Poetry: Selections from Karl Koweski

poker with the natives

back home, Chicago, when Lopez
and his crew went down on RICO charges,
a mandatory minimum, twenty years,
Alex was fortunate enough to be entombed
in the bowels of Oklahoma State Prison
playing five card draw at a table
surrounded by grim brown faces
curtained with hair a darker shade of black.
when the man most men deferred to
was referred to as Grey Mountaintop,
Alex cocked an eyebrow, set down his
losing hand and said “that sure is a
crazy ass name for a Puerto Rican.”
seven pairs of dark eyes regarded Alex
incredulously, until Teddie Zahn asked
“where the hell do you think you’re at?”
Grey Mountaintop continued the education.
“these are first nation lands, homeboy,
and you’re looking at the descendants
of the Alabama Choctaw who were
forced off their ancestral lands and
marched here at great loss in 1830.”
“shit, I thought you guys got killed off.
for real, there’s Indians still left out here?”
Grey Mountaintop could not have been
more dumbfounded had Coyote slipped
through the fence and severed his tongue.
“I’m Polish blood, myself,” Alex said,
slapping the golden warbird that mostly
resembled a strangled chicken tattooed
on his left forearm. “my buddy, Manuel
Lopez, he’s Puerto Rican, and he
don’t look any different from you guys.”
“if you’re not one of us, why are
You rocking the feathers on your leg?”
in seconds, Alex’s mind raced through the
compendium of ink embellishing his skin.
“oh, you’re talking about the Blackhawk
tattoo on my calf.

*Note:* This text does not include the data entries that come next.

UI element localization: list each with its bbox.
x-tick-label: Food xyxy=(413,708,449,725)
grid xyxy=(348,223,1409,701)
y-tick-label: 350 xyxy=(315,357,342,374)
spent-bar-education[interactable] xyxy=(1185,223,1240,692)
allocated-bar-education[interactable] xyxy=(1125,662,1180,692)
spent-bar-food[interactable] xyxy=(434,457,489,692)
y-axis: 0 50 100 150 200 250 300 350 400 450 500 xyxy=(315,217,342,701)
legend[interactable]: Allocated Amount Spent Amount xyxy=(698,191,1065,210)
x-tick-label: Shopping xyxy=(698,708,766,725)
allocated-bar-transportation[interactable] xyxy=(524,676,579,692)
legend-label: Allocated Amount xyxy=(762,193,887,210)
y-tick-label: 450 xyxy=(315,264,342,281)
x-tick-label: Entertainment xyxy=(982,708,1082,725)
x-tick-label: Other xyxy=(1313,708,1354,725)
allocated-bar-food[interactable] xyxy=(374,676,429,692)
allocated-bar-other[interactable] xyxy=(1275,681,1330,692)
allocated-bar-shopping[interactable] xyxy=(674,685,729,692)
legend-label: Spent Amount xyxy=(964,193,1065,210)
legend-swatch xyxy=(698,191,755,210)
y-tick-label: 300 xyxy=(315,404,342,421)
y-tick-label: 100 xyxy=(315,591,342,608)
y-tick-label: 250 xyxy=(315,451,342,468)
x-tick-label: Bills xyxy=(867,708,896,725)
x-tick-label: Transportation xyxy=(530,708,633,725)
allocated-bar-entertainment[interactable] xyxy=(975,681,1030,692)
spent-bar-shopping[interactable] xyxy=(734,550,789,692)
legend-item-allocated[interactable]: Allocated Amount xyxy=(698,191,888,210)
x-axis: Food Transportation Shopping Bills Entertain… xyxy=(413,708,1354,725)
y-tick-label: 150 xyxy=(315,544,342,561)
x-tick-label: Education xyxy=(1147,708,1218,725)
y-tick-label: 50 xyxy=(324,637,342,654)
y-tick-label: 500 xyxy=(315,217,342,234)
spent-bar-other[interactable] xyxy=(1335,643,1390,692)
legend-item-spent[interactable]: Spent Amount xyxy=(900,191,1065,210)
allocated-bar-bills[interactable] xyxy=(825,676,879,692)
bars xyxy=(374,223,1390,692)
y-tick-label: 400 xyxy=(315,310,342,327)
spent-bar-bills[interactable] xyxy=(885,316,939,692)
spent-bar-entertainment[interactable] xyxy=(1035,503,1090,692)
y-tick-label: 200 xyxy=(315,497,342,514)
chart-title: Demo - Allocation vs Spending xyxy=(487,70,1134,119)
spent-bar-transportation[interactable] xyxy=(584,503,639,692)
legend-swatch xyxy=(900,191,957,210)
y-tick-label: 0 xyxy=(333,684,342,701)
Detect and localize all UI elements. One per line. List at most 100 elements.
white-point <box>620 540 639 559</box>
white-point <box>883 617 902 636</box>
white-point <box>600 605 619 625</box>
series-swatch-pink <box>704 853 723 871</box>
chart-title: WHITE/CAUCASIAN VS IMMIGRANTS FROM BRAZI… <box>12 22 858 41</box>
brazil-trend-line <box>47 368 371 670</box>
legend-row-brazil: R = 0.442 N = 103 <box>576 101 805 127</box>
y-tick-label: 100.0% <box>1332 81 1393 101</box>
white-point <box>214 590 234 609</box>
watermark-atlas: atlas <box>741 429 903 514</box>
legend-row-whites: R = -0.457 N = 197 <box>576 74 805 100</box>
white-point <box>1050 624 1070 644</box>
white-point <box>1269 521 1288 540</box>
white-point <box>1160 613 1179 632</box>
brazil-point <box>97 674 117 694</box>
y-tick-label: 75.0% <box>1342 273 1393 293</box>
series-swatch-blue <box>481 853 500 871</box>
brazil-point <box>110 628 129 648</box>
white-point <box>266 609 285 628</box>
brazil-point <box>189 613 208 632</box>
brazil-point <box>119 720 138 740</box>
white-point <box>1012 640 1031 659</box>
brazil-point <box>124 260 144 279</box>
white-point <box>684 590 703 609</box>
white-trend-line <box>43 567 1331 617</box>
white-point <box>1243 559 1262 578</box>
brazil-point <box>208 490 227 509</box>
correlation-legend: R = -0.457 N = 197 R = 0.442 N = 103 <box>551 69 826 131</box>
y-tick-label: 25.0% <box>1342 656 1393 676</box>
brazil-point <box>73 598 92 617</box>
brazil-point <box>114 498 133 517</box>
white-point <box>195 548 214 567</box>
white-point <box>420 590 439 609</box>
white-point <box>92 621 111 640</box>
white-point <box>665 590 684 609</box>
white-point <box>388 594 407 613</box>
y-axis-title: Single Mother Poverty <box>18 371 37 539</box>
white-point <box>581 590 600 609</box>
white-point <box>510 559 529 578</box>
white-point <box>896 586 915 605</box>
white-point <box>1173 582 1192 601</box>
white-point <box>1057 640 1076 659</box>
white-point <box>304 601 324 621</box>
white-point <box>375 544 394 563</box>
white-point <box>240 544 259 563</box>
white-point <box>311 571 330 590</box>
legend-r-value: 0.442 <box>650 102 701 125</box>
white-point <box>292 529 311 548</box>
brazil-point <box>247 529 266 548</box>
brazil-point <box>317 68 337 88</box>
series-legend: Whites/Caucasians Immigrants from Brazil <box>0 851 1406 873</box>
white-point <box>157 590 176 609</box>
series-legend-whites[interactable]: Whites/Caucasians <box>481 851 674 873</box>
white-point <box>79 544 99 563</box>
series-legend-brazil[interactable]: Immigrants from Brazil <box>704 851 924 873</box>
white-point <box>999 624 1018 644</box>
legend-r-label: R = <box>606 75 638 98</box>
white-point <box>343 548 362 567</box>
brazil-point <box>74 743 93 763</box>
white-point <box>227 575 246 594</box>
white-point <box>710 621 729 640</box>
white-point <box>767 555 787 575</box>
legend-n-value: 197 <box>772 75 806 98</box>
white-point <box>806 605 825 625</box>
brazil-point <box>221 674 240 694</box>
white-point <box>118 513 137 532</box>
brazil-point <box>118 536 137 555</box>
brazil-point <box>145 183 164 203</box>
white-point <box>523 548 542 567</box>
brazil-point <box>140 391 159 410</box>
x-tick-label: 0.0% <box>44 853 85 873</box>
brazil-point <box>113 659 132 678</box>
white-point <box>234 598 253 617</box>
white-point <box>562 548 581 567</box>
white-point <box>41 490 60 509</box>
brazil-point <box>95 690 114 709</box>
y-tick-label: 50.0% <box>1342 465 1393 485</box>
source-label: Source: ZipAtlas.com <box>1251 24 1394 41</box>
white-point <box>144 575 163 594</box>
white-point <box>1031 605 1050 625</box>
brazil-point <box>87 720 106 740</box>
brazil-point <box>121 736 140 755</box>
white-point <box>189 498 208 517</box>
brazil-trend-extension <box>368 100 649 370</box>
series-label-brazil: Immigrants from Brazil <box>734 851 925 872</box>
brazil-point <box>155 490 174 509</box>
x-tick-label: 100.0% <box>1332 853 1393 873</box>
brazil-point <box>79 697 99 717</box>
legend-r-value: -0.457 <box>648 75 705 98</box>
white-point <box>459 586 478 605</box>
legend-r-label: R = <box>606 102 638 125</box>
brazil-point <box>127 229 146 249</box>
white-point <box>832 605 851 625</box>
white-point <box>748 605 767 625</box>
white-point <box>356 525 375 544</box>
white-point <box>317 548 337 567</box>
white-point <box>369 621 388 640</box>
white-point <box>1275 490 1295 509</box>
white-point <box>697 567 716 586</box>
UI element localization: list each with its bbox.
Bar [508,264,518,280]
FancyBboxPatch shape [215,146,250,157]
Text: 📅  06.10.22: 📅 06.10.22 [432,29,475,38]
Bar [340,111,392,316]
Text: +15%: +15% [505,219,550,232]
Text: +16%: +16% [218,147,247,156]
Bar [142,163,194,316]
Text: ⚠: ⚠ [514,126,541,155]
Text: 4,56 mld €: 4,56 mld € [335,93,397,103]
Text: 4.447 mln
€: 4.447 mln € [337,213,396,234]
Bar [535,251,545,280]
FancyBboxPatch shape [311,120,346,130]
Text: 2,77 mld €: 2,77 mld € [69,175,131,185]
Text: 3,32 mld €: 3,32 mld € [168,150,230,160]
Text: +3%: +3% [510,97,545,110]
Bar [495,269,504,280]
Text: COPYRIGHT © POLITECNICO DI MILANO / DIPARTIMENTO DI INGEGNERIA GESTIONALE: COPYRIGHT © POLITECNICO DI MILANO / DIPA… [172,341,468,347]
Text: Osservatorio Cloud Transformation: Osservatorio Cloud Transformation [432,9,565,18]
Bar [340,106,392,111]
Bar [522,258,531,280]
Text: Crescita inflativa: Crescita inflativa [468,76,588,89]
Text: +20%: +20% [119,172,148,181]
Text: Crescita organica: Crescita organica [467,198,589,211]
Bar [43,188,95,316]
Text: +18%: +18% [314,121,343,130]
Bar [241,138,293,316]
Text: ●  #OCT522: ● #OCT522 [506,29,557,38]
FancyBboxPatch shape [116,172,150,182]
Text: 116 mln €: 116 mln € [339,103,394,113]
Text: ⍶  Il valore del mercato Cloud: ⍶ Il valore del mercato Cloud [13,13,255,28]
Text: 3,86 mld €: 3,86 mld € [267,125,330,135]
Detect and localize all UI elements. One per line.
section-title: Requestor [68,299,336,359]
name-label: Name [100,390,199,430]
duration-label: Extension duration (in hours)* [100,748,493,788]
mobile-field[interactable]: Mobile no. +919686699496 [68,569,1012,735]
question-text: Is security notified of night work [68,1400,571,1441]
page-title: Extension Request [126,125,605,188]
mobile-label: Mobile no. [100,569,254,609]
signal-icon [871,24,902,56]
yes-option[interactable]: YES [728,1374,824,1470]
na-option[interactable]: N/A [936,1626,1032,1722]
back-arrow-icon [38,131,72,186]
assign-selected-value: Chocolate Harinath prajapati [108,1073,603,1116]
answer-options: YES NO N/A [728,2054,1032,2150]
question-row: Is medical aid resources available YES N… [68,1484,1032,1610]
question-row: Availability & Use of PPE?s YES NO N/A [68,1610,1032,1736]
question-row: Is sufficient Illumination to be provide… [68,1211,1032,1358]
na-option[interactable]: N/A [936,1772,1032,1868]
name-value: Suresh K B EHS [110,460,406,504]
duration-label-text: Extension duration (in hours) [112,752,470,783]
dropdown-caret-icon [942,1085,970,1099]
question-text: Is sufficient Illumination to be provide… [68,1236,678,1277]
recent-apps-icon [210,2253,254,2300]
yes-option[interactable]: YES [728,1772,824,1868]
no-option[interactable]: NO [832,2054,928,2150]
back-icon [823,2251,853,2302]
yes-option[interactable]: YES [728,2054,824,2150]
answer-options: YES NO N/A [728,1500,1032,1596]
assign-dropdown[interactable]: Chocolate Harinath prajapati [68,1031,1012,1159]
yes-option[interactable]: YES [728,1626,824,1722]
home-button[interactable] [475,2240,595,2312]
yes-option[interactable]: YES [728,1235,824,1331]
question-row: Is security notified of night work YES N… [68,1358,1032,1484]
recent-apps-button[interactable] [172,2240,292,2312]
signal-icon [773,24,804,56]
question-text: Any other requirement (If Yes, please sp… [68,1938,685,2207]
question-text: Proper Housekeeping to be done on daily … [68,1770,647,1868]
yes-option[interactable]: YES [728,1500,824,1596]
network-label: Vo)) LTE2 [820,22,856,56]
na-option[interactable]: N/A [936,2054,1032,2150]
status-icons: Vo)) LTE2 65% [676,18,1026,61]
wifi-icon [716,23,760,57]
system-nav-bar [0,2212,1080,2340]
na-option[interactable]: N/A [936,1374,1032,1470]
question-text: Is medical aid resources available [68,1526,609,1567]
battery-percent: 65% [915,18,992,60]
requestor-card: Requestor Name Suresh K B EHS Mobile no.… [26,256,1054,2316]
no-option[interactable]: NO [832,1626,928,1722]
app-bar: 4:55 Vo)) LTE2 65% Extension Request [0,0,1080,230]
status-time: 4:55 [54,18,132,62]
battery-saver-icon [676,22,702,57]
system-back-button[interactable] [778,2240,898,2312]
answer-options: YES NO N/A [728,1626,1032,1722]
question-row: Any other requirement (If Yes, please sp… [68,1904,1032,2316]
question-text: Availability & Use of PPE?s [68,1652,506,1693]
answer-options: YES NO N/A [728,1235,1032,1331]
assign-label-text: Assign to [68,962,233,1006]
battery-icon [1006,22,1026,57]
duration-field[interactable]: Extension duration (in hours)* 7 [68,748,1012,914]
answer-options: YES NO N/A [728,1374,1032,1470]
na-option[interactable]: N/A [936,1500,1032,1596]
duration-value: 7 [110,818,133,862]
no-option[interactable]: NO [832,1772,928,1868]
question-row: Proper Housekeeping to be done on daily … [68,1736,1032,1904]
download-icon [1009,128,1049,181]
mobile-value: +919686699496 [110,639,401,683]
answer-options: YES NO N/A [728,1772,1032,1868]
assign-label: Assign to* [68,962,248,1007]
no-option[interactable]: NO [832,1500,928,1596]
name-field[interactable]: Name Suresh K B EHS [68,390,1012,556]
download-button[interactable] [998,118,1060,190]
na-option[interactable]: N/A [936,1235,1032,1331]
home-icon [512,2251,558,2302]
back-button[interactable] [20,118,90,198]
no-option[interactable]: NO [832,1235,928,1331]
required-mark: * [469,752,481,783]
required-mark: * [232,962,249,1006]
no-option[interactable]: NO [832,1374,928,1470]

I got that to celebrate
the 2014-2015 Stanley Cup victory.
it’s not Indian shit, it’s Chicago hockey,
which, I guess, when you get down to it,”
Alex hedged, “doesn’t everything in this
country come back to the native heritage?”
Grey Mountaintop grunted, went back to
regarding his cards, the surviving Choctaws
following suit, and when Alex caught
two kings on the flop, giving him three
of a kind, Alex did the honorable thing
and folded, believing these natives were
one more loss to a white boy away
from scalping one loud mouth Polack.

pot holders

the moment his lawyer
handed his mother the
pot holders embroidered
with marijuana leaves,
Alex knew he was fucked.
more so, now, as his
mother who had never
baked a casserole
in her life studied
the pot holders as
though they were Rubik
cubes and she suffered
from color blindness,
than when he was
initially stopped by
the K-9 unit
3 o’clock in the morning
while he piloted a
rented Chrysler, trunk
pack with sixty pounds
of marijuana, across
an infamous drug corridor
somewhere in Oklahoma.
he suspected he
was fucked then as
he watched the officer
lead the german shepherd
around the car, dog as
calm as a Hindu cow,
not a concern in the
world except maybe
an eventual treat.
the cop knew better,
knew the odds of
a twenty-year-old
in a rented vehicle
on this stretch of road
at this time of night
being completely innocent
were astronomical.
Alex watched in his
rearview mirror as
the police tugged on
the leash until the
dog whined and bristled.
“sir, I’ve got a hit.
I’m going to have to
search your vehicle.”
well, Alex figured,
there’s a possibility
I might be fucked.
on the way to the
police station,
Alex must have seen
six billboards
advertising the
services of this lawyer,
apparently, the most
successful marijuana
defender in the entire
state of Oklahoma.
Alex failed to
understand his error
until he traded the
thousand dollar retainer
for a pair of
pot holders, noticing
as the lawyer
straightened his tie
the strip of fabric
was embossed with
tiny marijuana leaves.
Alex, recounting the
cop’s shenanigans,
elicited a chuckle.
“that’s what they do—
no worries, though,
with this being your
first offense, I don’t
see you serving more
than two and a half
years of a possible
seven, with a few
year’s probation.”
the sentence being
no different had
Alex decided to
represent himself
minus the pot holders.

ambien amazon
her swollen minnow eyes
swim in rheumy sockets.
I want to capture them
in my palms and study
the languid green scales
for an understanding that
experience has yet to provide.
her chin is raw and chapped
from near constant friction
against my unshaven face.
I touch my thumb upon
this blazing cuckold’s kiss
and laugh at how her
husband mistook it for acne.
I embrace her lithe body,
burrow my face into
the crook of her neck
lined by her soft golden hair,
this den fit for her wolf
where only the late hour
can expel me now.
the empty bottles of corner
store wine we shared
slurs my whispered pledges
to baby doll babble,
the habitual ambien
she slipped between her
lips earlier this evening
dwindles her responses
until those swollen minnow
eyes float in stagnant pools
and I’m left making fake
promises only to myself
on this, our last night
before I leave forever.

Karl Koweski is a displaced Chicagoan now living atop a mountain in rural Alabama. His stories and poems have been published throughout the small press and have been collected in several books and chapbooks.